Validation of mutations will also still require an independent method, for example Sanger sequencing or qPCR.

For cancer diagnostics, the laboratory will offer cancer panel sequencing and is currently considering different options for the panel size and the enrichment method. "It's probably going to be a mix of a pretty comprehensive panel that contains all the favorite genes of the local doctors, and then some additional ones," Guettouche said. Narrow panels that only cover gene sections with hotspot mutations are probably not sufficient, he added, because they do not allow newly discovered hotspots to be added.

The enrichment strategy will probably be amplification-based rather than hybridization-based, he said, because that produces less off-target sequence, which suits the limited capacity of clinical sequencing better.

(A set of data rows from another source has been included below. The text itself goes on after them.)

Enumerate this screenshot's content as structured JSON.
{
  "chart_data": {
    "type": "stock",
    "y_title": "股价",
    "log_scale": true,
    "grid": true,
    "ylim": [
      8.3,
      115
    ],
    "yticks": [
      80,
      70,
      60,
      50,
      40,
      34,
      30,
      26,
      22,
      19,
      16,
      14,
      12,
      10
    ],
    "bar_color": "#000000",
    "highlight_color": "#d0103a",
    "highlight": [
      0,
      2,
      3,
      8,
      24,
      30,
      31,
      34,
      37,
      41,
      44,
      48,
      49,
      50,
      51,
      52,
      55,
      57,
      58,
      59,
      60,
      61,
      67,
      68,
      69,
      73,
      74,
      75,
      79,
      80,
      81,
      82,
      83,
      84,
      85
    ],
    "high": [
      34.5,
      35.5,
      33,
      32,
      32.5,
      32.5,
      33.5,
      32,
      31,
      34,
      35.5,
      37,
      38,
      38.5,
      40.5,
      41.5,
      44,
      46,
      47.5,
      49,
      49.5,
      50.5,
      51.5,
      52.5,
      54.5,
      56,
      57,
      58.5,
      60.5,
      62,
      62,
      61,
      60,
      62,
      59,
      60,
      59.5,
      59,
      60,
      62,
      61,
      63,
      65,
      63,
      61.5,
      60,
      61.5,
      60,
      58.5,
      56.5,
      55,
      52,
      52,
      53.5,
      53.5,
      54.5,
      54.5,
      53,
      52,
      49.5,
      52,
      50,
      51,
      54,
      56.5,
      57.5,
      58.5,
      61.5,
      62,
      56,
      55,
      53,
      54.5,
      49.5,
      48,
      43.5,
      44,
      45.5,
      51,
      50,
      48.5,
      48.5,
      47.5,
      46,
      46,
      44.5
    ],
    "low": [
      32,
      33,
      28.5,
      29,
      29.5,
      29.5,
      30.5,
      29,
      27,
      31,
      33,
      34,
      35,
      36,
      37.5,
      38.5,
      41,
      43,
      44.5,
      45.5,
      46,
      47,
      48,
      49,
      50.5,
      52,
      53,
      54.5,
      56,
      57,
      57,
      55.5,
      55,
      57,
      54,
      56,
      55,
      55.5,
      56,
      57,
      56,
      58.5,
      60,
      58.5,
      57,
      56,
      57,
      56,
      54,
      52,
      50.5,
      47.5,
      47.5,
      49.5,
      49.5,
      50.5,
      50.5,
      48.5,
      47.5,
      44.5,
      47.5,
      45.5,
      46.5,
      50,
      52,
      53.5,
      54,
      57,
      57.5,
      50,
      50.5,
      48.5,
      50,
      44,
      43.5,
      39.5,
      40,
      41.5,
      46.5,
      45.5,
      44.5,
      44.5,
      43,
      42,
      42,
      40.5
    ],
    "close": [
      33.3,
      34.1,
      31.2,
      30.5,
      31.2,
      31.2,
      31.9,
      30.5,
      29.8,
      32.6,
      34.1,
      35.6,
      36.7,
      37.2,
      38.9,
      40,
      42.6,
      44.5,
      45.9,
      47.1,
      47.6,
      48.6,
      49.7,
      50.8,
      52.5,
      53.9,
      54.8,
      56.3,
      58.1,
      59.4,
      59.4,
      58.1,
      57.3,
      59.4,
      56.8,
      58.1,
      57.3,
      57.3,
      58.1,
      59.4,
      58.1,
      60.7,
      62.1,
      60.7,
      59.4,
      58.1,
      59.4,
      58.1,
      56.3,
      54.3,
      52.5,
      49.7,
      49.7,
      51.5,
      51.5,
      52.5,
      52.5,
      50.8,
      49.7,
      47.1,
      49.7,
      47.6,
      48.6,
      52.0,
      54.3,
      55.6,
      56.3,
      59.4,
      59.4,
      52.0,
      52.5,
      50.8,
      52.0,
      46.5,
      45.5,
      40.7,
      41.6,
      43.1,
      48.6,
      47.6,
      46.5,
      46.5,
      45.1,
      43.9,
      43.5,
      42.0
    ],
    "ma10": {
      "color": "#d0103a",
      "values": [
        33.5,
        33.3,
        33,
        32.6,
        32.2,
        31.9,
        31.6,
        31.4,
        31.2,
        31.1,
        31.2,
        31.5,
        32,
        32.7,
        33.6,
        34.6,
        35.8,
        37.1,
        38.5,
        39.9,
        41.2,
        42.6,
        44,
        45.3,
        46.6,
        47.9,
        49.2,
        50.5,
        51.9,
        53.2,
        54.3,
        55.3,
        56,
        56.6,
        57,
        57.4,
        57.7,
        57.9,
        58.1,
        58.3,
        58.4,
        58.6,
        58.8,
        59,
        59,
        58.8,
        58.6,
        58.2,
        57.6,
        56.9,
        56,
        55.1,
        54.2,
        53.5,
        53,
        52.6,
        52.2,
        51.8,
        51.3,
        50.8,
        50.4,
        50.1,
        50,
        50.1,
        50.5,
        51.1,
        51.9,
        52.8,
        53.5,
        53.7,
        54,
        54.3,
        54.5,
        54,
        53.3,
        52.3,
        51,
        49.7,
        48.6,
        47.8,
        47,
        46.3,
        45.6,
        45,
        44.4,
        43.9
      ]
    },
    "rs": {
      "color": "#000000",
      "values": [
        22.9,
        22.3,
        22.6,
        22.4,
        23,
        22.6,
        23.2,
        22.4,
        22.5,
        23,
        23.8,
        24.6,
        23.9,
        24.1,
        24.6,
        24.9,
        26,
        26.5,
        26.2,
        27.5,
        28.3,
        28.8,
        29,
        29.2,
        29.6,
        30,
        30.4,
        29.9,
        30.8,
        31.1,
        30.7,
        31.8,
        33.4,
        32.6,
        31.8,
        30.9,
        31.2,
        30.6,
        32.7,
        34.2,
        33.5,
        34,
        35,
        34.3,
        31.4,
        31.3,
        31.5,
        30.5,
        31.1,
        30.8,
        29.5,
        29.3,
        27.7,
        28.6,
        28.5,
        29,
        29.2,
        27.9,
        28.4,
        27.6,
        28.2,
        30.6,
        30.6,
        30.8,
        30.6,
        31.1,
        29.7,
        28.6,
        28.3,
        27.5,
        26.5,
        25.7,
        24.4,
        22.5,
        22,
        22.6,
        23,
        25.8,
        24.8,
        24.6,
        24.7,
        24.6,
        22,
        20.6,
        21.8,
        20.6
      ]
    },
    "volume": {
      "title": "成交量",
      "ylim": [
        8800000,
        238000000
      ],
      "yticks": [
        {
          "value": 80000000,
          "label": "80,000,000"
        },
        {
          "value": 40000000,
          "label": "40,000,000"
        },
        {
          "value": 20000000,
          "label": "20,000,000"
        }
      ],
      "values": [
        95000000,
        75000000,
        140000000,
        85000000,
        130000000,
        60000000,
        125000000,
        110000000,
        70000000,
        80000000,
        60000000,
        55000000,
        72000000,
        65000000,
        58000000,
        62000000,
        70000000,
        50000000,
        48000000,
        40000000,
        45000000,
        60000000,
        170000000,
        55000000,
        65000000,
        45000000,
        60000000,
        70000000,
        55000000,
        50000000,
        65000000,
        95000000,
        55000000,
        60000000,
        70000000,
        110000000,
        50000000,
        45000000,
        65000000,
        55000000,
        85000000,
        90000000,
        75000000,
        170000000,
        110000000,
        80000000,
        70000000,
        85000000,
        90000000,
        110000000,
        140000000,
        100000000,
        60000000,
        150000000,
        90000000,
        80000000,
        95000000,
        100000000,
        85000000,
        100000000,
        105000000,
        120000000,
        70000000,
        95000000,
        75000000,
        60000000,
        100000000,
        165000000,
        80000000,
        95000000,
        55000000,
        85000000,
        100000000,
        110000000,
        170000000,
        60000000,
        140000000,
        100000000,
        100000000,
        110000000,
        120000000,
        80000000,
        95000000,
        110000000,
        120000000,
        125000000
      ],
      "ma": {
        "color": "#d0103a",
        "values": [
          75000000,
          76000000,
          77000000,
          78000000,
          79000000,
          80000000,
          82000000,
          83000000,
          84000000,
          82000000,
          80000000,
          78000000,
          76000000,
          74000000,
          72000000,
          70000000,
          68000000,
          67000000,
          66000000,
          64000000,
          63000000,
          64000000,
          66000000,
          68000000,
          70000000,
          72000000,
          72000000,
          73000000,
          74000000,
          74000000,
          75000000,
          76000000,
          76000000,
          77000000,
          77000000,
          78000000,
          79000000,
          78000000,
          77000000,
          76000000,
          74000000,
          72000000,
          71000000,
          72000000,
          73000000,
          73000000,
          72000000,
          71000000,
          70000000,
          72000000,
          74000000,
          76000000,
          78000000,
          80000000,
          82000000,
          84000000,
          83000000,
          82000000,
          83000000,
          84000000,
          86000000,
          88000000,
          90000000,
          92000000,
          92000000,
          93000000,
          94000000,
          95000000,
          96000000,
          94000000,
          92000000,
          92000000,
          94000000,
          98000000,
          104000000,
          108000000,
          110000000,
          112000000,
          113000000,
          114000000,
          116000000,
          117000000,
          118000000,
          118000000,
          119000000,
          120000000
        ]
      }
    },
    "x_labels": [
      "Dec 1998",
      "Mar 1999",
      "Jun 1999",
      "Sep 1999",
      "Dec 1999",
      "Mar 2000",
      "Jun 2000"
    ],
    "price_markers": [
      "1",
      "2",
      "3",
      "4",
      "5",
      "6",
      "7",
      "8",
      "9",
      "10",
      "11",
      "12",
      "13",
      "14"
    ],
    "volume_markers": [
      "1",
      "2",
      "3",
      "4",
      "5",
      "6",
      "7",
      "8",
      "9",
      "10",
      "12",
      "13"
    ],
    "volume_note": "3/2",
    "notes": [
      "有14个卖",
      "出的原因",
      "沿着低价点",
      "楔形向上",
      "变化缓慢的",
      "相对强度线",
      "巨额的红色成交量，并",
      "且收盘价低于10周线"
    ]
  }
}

The researchers are currently considering amplification products from Life Technologies and Illumina, such as the Ion AmpliSeq Cancer Panel v1, which includes hotspot regions of 46 cancer genes; the Ion AmpliSeq Comprehensive Cancer Panel, which targets the exons of 409 cancer genes; and the Illumina TruSeq Amplicon Cancer Panel, which includes mutational hotspots in 48 cancer genes.

In addition, they are collaborating with Kailos Genetics, a company based in Huntsville, Ala., that specializes in target enrichment for next-gen sequencing, to design their own cancer panel. This would allow them to remain agnostic to the sequencing platform, Guettouche said.

For inherited disorder testing in the Jewish population, the researchers have not yet decided whether they will offer a comprehensive gene panel, similar to what Stephen Kingsmore's group at Children's Mercy Hospitals and Clinics has developed for newborn testing (CSN 8/9/2011); a narrower panel; or whether they will use exome sequencing.

In terms of sample preparation, the lab will offer DNA extraction from FFPE cancer samples as a service, and the researchers are currently building their expertise around FFPE sequencing.

The bioinformatics analysis of the results is going to be "the most difficult part to get your head around," Guettouche said, and the scientists are considering several commercial offerings, including analysis platforms from Life Tech, Illumina, and Kailos.

"I'm most worried about the software options for a clinical lab," he said. "The software solutions are still in development, they're not clinical grade yet, and you probably have to do your own modifications to them."

Data storage is also going to be a challenge, for example how long to keep clinical sequencing data, and whether to set up hardware in house or use a cloud-based solution. While there are privacy concerns over cloud-based storage of clinical data, "you have to consider it if you're looking for solutions," he said.

While prices for the planned tests have not been determined yet, they are likely going to be in the hundreds and up to more than $1,000. Reagent costs for a comprehensive cancer panel alone, for example, are around $1,000, Guettouche said.